Ready and waiting for them was Jorge Gonzalez von Marees, who had changed the name of his Nacistas to the Popular Socialist Vanguard and who had attained the dignity of a seat in the Chamber of Deputies. Only a word from Gonzalez was needed to set off another Rightist revolt.

Trouble in a Hall. Without Communist support the Popular Front could not have existed. With Communist support it could not endure, since patriotic Leftists of other parties are convinced that the Communists take orders from Moscow. The second bill Don Tinto vetoed was one outlawing the Communist Party This time the veto stuck, but Don Tinto's own Radical Party ordered six of its members to resign from the Cabinet in protest. This they did, but the President persuaded them to reconsider. Thereupon they were kicked out of the Party.

Last fortnight the Radical Party held a convention in Santiago's Teatro Municipal. At stake was not only the fate of the six ousted members, but also the whole broad question of Party policy; whether the Party should swing left or right--appease the Communists in the Popular Front or cooperate with the Socialists and oust the Communists. As the 600 delegates strolled into the hall one evening there was a sound of swiftly running feet in the Calle Huerfanos. Somebody shouted "Los Nacis!" Shots rang out and three delegates fell.

Later that night Minister of the Interior Arturo Olavarria Bravo announced to the convention that Delegate Fernando Pinto Sepulveda had died of his wounds.
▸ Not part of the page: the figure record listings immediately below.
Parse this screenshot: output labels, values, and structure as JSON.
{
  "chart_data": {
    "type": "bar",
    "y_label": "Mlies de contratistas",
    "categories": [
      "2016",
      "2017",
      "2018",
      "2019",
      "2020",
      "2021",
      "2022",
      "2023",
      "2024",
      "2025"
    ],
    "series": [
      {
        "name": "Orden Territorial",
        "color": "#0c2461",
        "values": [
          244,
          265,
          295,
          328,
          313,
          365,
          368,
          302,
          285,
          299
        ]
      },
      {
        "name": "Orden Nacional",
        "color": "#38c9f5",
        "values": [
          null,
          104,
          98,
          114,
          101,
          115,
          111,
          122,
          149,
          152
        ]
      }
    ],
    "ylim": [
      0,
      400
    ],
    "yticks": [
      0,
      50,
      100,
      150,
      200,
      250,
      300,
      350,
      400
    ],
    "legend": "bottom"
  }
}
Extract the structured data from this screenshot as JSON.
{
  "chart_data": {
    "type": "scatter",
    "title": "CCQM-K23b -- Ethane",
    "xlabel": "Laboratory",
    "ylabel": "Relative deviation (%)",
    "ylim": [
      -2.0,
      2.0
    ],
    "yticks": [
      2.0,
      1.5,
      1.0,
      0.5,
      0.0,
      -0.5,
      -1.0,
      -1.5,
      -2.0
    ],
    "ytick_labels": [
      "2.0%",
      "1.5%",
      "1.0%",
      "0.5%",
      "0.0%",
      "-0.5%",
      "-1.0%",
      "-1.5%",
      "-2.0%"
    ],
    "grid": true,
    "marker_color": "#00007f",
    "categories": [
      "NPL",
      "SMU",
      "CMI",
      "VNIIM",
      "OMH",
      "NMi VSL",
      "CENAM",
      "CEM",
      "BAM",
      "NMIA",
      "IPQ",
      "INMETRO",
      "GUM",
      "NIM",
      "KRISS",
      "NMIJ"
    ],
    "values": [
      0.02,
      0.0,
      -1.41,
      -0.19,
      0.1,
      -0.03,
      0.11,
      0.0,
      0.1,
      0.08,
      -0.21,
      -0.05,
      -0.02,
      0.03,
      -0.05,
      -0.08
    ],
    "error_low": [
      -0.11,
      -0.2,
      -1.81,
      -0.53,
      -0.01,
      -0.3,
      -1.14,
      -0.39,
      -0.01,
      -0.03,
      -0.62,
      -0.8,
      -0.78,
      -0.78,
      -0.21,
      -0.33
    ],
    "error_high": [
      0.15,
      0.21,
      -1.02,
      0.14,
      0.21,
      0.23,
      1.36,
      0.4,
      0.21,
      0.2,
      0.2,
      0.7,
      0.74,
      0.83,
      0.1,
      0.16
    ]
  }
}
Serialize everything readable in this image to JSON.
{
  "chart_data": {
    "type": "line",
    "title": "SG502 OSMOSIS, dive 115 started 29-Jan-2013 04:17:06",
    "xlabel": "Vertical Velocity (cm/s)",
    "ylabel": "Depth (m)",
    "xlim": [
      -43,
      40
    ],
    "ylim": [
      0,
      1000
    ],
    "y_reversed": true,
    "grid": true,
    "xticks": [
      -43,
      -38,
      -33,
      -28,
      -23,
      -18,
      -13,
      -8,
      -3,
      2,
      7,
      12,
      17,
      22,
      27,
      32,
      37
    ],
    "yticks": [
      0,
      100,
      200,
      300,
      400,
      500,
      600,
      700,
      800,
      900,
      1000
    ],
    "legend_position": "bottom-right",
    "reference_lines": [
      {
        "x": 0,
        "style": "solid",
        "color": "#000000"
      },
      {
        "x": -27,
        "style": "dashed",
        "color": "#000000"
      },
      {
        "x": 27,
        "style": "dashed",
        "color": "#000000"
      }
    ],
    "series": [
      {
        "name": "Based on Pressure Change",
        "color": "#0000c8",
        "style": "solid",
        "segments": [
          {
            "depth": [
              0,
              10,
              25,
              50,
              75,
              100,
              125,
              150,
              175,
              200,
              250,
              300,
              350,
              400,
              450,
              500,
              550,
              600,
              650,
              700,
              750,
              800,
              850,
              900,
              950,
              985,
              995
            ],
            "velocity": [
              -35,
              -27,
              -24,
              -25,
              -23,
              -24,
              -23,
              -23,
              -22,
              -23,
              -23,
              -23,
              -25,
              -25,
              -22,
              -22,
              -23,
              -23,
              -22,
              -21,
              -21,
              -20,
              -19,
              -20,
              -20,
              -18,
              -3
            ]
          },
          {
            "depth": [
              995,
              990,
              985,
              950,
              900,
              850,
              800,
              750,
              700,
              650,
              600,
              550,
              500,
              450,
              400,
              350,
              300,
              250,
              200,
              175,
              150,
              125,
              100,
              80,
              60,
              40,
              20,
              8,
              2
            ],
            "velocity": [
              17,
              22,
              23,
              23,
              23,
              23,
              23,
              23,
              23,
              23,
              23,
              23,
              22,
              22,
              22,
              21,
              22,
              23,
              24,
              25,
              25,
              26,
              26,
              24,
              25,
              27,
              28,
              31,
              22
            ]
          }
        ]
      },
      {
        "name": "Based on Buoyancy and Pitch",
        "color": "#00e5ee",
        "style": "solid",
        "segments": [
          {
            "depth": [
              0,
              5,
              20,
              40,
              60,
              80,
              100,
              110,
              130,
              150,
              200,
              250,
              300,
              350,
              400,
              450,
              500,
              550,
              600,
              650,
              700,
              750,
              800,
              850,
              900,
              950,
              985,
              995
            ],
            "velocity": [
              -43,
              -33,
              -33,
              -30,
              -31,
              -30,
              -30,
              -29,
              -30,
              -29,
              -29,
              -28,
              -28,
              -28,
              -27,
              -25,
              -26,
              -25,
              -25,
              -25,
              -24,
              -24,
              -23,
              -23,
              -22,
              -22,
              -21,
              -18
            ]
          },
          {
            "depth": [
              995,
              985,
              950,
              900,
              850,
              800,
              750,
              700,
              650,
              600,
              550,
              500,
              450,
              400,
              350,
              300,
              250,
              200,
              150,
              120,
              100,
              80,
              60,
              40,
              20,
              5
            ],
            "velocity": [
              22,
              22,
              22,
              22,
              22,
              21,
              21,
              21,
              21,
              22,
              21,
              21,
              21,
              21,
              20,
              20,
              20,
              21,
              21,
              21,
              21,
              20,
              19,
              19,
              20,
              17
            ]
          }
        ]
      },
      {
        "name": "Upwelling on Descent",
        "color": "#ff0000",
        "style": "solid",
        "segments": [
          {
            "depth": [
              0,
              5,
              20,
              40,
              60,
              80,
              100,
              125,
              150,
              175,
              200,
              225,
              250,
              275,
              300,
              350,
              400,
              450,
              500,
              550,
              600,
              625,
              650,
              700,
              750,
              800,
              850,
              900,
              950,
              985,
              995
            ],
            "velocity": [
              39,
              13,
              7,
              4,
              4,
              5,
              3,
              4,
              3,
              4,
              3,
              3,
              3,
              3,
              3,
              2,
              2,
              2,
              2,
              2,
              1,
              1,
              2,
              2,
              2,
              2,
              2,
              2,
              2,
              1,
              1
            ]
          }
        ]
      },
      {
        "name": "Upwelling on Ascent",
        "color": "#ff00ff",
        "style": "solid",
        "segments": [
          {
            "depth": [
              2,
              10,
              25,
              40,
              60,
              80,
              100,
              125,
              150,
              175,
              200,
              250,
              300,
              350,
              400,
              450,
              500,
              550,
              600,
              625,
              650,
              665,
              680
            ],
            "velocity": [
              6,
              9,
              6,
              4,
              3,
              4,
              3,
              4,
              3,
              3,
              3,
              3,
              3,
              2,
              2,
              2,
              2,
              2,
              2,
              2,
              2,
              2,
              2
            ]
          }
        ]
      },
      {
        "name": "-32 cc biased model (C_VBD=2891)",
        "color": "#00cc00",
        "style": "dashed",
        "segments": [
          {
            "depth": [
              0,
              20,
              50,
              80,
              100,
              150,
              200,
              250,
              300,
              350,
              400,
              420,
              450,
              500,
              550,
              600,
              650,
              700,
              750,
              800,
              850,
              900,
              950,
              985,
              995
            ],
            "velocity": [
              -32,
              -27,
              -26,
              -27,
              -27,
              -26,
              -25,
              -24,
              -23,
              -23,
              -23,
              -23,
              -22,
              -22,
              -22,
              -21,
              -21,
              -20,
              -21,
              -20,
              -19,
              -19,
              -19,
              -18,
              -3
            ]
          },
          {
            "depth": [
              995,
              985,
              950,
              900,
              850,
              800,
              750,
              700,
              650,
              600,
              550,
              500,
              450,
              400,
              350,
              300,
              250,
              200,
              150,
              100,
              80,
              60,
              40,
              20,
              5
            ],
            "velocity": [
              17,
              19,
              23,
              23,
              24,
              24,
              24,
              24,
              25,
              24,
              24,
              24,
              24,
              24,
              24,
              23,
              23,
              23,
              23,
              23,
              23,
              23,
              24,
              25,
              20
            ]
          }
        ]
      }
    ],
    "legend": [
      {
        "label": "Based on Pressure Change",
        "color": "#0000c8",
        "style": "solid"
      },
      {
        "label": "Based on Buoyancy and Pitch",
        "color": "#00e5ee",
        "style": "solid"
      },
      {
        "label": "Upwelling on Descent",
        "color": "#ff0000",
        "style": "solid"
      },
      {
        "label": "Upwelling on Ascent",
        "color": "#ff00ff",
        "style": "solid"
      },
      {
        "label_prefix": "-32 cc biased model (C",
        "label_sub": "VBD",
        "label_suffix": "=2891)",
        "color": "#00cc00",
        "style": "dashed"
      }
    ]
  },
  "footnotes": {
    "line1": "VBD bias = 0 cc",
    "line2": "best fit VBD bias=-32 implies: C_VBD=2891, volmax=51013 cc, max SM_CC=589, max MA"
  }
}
The delegates showed their temper by electing as president of the convention Senator Rudecindo Ortega Masson, who showed his temper by saluting the convention with an upraised fist. That gesture broke the Radicals' promises to the Socialists.

Strong Hand Wanted. With the Popular Front teetering beneath him, and with a new Congress, elected in March, about to convene, Don Tinto needed a strong hand to keep the country in order while he patched up his differences with his own Party. The Party had already reinstated five of the six Cabinet members on their promise that hereafter they would obey Party discipline. One who would not so promise, and who was not reinstated, was Minister of the Interior Olavarria. Minister Olavarria was Don Tinto's strong hand.

Arturo Olavarria had managed Don Tinto's campaign in 1938, had entered his Cabinet as Minister of Agriculture. In that post he pushed through many agricultural reforms, became so able an administrator that last year President Aguirre made him Minister of the Interior, which in Chile is tantamount to being both Prime Minister and Vice President. A disciplinarian and a man of strong loyalties, when he had to choose between Party loyalty and loyalty to his President, unlike Jim Farley, he chose the President.

During the administration of President Ibanez, Arturo Olavarria had been imprisoned and exiled, and so he had good reason to fear the old General's return.

Last week he gave the General's most rambunctious supporters a taste of his kind of discipline. One day carabineros went from door to door, arrested 32 members of the Popular Socialist Vanguard.

On one they found a letter written to a provincial leader: "I report to you that the unanimous opinion of the people is that we must embark on another Fifth of September." This was the evidence Don Tinto's strong hand wanted. A few days later, on orders of Minister Olavarria, the police went after Little Fuehrer Gonzalez. He met them with a pistol, but tear gas brought him around. To prove he meant business Minister Olavarria got a medical commission to test Nacista Gonzalez' sanity.